Since we need to heat the ice from 0 degrees to its melting point at 0 degrees, it will require (0 - 0) * 4200 J = 0 Joules of energy.
Next, we need to calculate the energy required to melt the ice at its melting point. The latent heat of fusion of ice is 334,000 J/kg. This means it takes 334,000 Joules of energy to convert 1 kg of ice at 0 degrees Celsius to 1 kg of water at 0 degrees Celsius.
Now, let's calculate the energy that can be provided by 1 kg of steam at 100 degrees Celsius. The specific latent heat for changing steam at 100 degrees Celsius to water at 100 degrees Celsius is 2,260,000 J/kg. This means it takes 2,260,000 Joules of energy to convert 1 kg of steam at 100 degrees Celsius to 1 kg of water at 100 degrees Celsius.

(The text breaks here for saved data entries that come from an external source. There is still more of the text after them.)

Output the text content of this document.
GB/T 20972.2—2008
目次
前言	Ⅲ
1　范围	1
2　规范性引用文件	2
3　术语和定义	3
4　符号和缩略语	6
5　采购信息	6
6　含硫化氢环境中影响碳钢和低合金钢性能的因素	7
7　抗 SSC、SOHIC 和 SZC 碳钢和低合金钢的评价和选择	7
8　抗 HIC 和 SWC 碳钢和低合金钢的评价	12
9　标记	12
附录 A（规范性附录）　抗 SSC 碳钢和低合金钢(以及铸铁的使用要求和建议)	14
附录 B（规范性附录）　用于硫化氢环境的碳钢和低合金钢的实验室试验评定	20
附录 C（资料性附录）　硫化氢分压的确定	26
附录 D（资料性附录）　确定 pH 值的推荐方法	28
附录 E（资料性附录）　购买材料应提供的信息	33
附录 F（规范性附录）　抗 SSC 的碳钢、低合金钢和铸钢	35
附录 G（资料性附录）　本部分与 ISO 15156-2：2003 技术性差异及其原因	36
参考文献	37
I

Since we know that energy is conserved and there is no loss of energy to the surroundings, the energy required to heat and melt the ice should be equal to the energy provided by the steam:
Energy to heat ice + Energy to melt ice = Energy from steam
0 J + 334,000 J = 2,260,000 J
Therefore, the amount of ice that can be melted with 1 kg of steam at 100 degrees Celsius, assuming no loss of energy to the surroundings, is 334,000 J / 2,260,000 J = 0.1478 kg of ice.
So, 1 kg of steam at 100 degrees Celsius can melt approximately 0.1478 kg of ice at 0 degrees Celsius.